Really, though, the thing I’ve been proudest of this year is our newsletter and podcast. The newsletter is at 67 episodes, and you can read the full archive here. (#33 was the most read — drafting in Texas!, followed by #34 and #48) And, if you haven’t listened to the Friday podcasts, then you should start with our most popular episodes: the SwimRun episode, the pre-FKT episode, the post-FKT episode, and (my favorite) our most controversial.

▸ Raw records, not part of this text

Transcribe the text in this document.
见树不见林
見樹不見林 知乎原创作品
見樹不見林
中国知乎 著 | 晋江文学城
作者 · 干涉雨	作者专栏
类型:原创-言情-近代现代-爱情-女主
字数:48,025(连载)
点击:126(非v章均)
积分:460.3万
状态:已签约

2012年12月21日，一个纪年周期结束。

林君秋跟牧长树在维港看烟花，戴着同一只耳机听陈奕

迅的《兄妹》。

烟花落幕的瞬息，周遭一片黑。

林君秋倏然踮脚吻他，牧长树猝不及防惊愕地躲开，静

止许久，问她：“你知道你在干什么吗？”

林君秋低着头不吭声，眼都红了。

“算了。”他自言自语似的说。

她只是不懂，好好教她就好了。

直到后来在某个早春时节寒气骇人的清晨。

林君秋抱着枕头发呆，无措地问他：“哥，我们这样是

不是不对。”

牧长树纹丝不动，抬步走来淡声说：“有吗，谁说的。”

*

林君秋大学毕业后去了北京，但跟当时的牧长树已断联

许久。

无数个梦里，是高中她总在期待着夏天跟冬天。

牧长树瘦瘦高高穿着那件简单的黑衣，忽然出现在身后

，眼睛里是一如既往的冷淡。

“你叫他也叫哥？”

There’s actually been a lot of stuff happening behind-the-scenes this year. We’ve started to build a following; I got to talk some about the future of triathlon at the Outspoken Summit and did some FB Live-ing with Sara (and my mom) at Lake Placid. I’ve gotten sent all over to cover triathlon. And as I’ve done more research and analyzing, more people want my opinion on triathlon topics, which is sort of nuts and sort of amazing. I joked I should open a consultant business. Maybe it’s nothing, just a hobby I know a lot about now; or maybe it’s the before, when it’s all about to come together. There’s this thing in freelancing where you never know when a connection you put out there in the world comes back to you, you never know which person you work with will end up recommending you for some other job. You talk to people and you do research and you keep at it, and you hope some day it all comes together.
Or it doesn’t. We’ll see.
I spent a lot of time earlier in the middle of this year wondering if I should get a “real job.” Be an editor at a magazine and triathlon for fun on the side. Maybe I will do that some day, but maybe it was just the concussion talking.
My plan this next year is to be fast. It’s actually a decision I made this fall. That it’s time to be fast, like for real. Which is a little bit about deciding so — at least at this point. I made that decision in 2016 and now it’s time to make another one.